Find me, Vickie, find me! Find me, find me, find me...
He decided that his IQ statistics were wrong, and that he was an idiot—really, what kind of genius could he be? Did he really think that the woman had ESP and would hop up and send out the troops?
But she saw the dead!
True or not.
He was a scholar. He believed in science but he also believed she spoke to the dead. He had kiddingly accused her of it one day when he’d come upon her and she’d appeared to be talking to herself.
Of course, everyone looked as if they were talking to themselves these days—because they were wired to their phones!
But it had been different with Vickie. The way she’d flushed, the way he’d even felt as if something was there...someone else! He’d been joking, of course, and yet...
He’d never had such a feeling. Naturally, as an academic, he was above such fantasy. And, then again, because he was an academic, he did mull over the concept of memory and self and...
There was so much about her that was extraordinary. He’d seen that when she’d worked with the FBI during the recent rash of murders in the state. He’d seen her incredible mind.
Find me, Vickie!
Maybe, just maybe, she really did talk to the dead, and if that was true, maybe, just maybe, it was possible that she had ESP, too!
He frowned, realizing there was a lump of something in the corner. He twisted around enough to rise and see what it was.
Oh, God.
A body. A human body.
And the head...
Was gone.
And there was movement upon the remains...rats running havoc!
Terror raced through him, making it feel as if his blood ran hot and cold and then hot again, as if it tore through his muscle, turned even his bones into something more wobbly than gelatin.
He fell back on the table.
Then he heard the awful creaking sound of an old door, a sound something like a squeaky scream that cried out into the night.
Someone...something...was coming in.
1 (#ue5f9d501-84dd-5545-9b48-69a2d53a00d8)
Griffin Pryce leaped over the fence that connected the houses and yards along the Hyde Park neighborhood. He’d been running hard, chasing a man in a red cape.

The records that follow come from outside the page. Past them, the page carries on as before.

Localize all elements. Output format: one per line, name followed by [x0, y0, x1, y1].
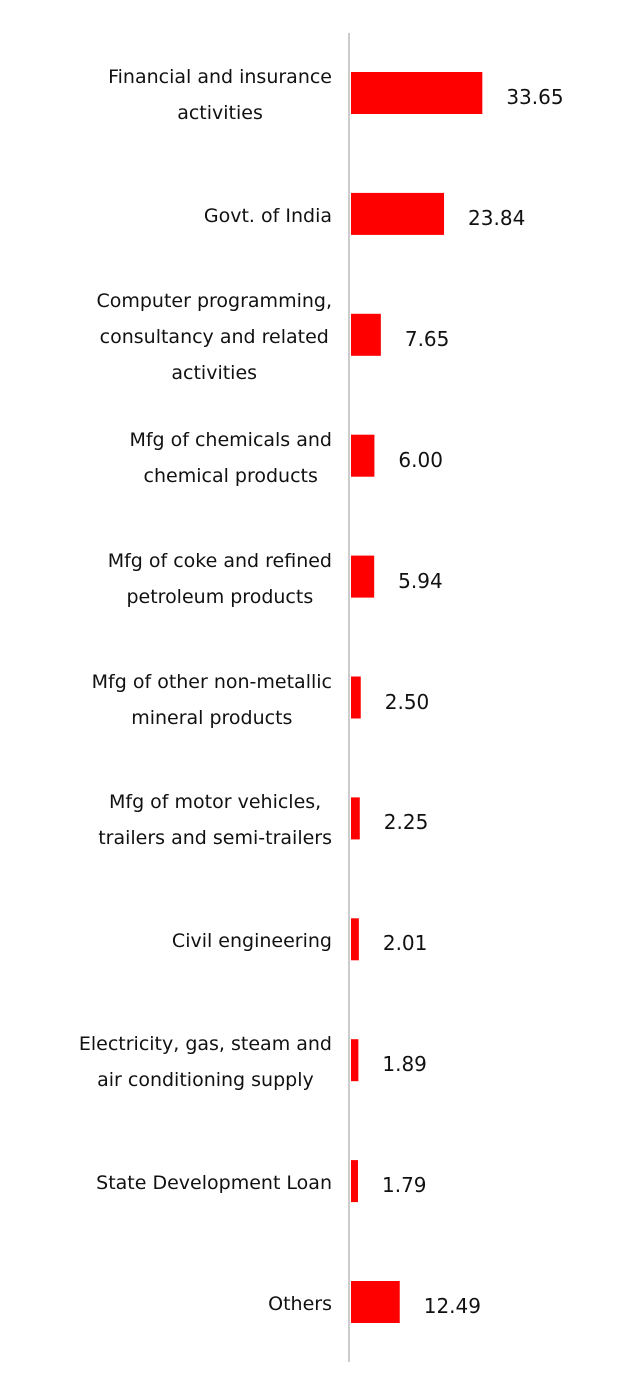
bar: [351, 192, 445, 235]
bar: [351, 434, 375, 477]
category-label: Mfg of other non-metallic mineral produc…: [91, 670, 332, 729]
category-label: Computer programming, consultancy and re…: [96, 289, 332, 384]
category-label: Electricity, gas, steam and air conditio…: [78, 1033, 332, 1092]
bar: [351, 555, 375, 598]
category-label: Mfg of motor vehicles, trailers and semi…: [98, 791, 332, 850]
value-label: 2.25: [383, 810, 429, 835]
value-label: 33.65: [506, 85, 564, 109]
value-label: 2.50: [384, 689, 430, 714]
category-label: Civil engineering: [171, 930, 332, 953]
value-label: 12.49: [423, 1294, 481, 1318]
value-label: 2.01: [382, 931, 428, 956]
bar: [351, 1039, 359, 1082]
bar: [351, 1281, 400, 1323]
category-label: Others: [268, 1293, 332, 1315]
bar: [351, 72, 483, 114]
category-label: Mfg of chemicals and chemical products: [129, 428, 332, 487]
value-label: 1.89: [382, 1052, 427, 1077]
value-label: 5.94: [398, 568, 443, 593]
value-label: 23.84: [468, 205, 526, 230]
bar: [351, 797, 360, 840]
value-label: 1.79: [381, 1173, 427, 1198]
category-label: Govt. of India: [203, 204, 332, 227]
category-label: Financial and insurance activities: [108, 66, 332, 124]
category-label: Mfg of coke and refined petroleum produc…: [107, 549, 332, 608]
value-label: 6.00: [398, 447, 443, 472]
bar: [351, 676, 361, 719]
bar: [351, 918, 359, 961]
bar: [351, 313, 381, 356]
value-label: 7.65: [404, 326, 450, 351]
bar: [351, 1160, 358, 1203]
category-label: State Development Loan: [96, 1172, 332, 1195]
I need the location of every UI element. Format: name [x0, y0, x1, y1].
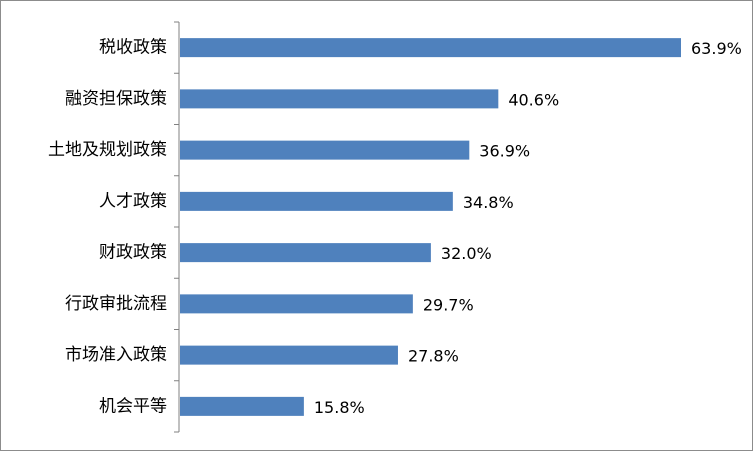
bar: [180, 243, 431, 263]
category-labels: 税收政策融资担保政策土地及规划政策人才政策财政政策行政审批流程市场准入政策机会平…: [48, 38, 167, 417]
bar: [180, 345, 398, 365]
bars-group: [180, 38, 681, 416]
bar: [180, 191, 453, 211]
category-label: 市场准入政策: [65, 345, 167, 365]
value-label: 34.8%: [463, 193, 514, 212]
category-label: 财政政策: [99, 243, 167, 263]
category-label: 土地及规划政策: [48, 140, 167, 160]
value-label: 27.8%: [408, 347, 459, 366]
category-label: 人才政策: [99, 191, 167, 211]
value-label: 29.7%: [423, 295, 474, 314]
category-label: 机会平等: [99, 396, 167, 416]
value-label: 40.6%: [508, 90, 559, 109]
value-labels: 63.9% 40.6% 36.9% 34.8% 32.0% 29.7% 27.8% 15.8%: [314, 39, 742, 417]
y-axis-ticks: [174, 21, 179, 433]
bar: [180, 89, 499, 109]
category-label: 行政审批流程: [65, 294, 167, 314]
category-label: 融资担保政策: [65, 89, 167, 109]
value-label: 32.0%: [441, 244, 492, 263]
value-label: 63.9%: [691, 39, 742, 58]
bar: [180, 396, 304, 416]
value-label: 15.8%: [314, 398, 365, 417]
value-label: 36.9%: [479, 142, 530, 161]
bar: [180, 140, 470, 160]
bar: [180, 294, 413, 314]
bar: [180, 38, 681, 58]
category-label: 税收政策: [99, 38, 167, 58]
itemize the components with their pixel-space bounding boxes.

A woman had just been attacked—the fourth victim of the thugs terrorizing the area. This time, the attacker hadn’t gone unseen; a neighbor had called it in right when it had happened.
Miraculously, Griffin had been about to have dinner with friends and was being dropped off by another friend—Detective Barnes—at a restaurant on Hyde Park Avenue when they had both heard the call for help come over the police radio.
He’d reached the scene just as the attacker—down on his knees to leave the rhyme about Satan in red marker on his victim’s chest—had seen him.
And run.
Griffin had taken thirty seconds to assure himself that the woman was alive; the neighbor’s call to 9-1-1 meant that an ambulance and police cars were on the way. He could already hear the sirens.
And so he ran after the attacker, who was wearing a red cape.
Stupid, Griffin thought. You want to wear a cape and attack people? Makes it harder to run and leap fences—and stands out like a...a red light!
But the young man was fast and agile.
Griffin leaped fences, tore down alleys, ducked beneath drying sheets and leaped another fence.